Да, Ирка оказалась настроена весьма решительно и стояла насмерть, доказывая, что, во-первых, Гена любит этого своего Костю, во-вторых, для них обоих их отношения очень важны, в-третьих, я недооцениваю их чувства и, в-четвёртых, недооцениваю чувства вообще. Мне в ответ на все эти речи хотелось сказать только одно: «Кака така любофф?», хотя про сучку крашеную тут уже было не к месту.

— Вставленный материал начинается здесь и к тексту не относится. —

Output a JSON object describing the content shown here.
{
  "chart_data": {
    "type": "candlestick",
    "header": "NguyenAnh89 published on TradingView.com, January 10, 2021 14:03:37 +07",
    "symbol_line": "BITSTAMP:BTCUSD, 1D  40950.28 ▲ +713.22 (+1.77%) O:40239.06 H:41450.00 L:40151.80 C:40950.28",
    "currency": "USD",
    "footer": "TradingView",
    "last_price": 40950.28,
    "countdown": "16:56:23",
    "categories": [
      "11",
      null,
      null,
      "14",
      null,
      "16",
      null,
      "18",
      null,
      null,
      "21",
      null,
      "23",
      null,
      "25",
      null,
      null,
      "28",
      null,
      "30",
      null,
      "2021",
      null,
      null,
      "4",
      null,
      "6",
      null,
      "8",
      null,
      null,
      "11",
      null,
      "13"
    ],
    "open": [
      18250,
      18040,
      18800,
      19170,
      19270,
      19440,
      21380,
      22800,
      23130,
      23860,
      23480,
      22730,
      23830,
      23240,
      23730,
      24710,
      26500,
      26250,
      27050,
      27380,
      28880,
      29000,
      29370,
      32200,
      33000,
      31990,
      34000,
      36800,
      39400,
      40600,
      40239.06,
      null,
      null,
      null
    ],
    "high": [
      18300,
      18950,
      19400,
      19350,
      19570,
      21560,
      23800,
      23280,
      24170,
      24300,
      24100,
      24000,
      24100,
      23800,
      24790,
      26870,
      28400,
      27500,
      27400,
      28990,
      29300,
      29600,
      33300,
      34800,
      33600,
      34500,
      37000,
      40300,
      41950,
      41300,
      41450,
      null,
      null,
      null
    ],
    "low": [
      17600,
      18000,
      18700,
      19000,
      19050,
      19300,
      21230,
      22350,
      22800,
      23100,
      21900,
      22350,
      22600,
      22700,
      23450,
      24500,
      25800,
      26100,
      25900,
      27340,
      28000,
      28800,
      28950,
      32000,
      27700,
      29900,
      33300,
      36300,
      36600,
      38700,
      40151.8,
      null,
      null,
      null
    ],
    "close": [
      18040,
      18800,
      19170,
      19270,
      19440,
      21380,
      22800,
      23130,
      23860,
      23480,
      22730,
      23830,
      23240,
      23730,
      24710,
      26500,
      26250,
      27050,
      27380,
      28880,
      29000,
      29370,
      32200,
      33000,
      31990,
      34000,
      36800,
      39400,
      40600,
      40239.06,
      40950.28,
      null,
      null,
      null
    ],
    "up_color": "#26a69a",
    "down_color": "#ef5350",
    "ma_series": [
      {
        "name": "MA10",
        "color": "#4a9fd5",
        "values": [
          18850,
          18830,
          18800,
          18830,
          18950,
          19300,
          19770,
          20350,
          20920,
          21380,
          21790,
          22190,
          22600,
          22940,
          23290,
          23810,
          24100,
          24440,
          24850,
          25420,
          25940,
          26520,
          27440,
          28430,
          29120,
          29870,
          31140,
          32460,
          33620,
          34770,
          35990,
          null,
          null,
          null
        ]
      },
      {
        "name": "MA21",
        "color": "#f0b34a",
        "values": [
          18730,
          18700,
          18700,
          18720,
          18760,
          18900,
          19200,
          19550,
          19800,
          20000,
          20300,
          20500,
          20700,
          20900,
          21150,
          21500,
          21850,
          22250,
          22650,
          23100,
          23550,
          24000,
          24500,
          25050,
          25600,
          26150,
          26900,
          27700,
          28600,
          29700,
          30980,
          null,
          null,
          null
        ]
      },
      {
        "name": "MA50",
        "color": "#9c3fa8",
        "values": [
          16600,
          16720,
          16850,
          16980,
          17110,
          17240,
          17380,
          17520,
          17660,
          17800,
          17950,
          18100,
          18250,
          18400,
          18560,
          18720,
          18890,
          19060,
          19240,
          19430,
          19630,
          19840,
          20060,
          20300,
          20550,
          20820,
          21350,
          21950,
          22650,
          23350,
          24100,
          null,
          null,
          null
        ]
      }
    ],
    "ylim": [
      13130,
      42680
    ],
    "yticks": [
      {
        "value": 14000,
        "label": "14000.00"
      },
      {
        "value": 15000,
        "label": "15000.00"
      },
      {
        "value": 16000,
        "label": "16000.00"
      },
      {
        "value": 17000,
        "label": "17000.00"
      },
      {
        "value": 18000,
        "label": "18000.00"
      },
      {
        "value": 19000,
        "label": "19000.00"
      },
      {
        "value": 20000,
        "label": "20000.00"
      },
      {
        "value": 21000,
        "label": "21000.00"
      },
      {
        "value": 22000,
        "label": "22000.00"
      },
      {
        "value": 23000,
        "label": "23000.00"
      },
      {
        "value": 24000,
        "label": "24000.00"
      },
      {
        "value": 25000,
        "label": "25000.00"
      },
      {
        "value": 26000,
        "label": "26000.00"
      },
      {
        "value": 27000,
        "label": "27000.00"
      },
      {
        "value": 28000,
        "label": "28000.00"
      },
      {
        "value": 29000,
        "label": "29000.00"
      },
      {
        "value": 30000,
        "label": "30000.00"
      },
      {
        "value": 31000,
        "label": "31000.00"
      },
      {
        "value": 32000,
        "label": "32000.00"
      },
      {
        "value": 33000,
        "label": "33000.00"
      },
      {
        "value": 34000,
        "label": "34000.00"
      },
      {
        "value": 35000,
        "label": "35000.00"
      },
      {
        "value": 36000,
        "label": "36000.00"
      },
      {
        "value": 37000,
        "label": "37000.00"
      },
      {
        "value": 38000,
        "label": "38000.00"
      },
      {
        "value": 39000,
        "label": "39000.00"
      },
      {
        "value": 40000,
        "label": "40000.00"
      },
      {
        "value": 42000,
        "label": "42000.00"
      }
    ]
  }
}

Пингвин сидел, нахохлившись, скрестив руки на груди, молчал, как партизан на допросе. И я знал, что это значит: они с Ирой спорили уже миллион раз и не пришли к общему мнению. Практический вывод: ввязываться в спор с Иркой не стоило. Она размахивала руками, её глаза блестели, грудь вздымалась, голос звучал громко, чётко и звонко. Настоящая валькирия, прямо флаг в руки и в бой. Сестричка закусила удила, села на любимого пегаса, и её не остановил бы и поезд.
– Ну хорошо-хорошо, я всё понял. – Я даже руки поднял открытыми ладонями вверх. – Сдаюсь. Один любит, второй любит, они любят друг друга. И все эти чувства очень важны, а не простое оправдание для банального траха.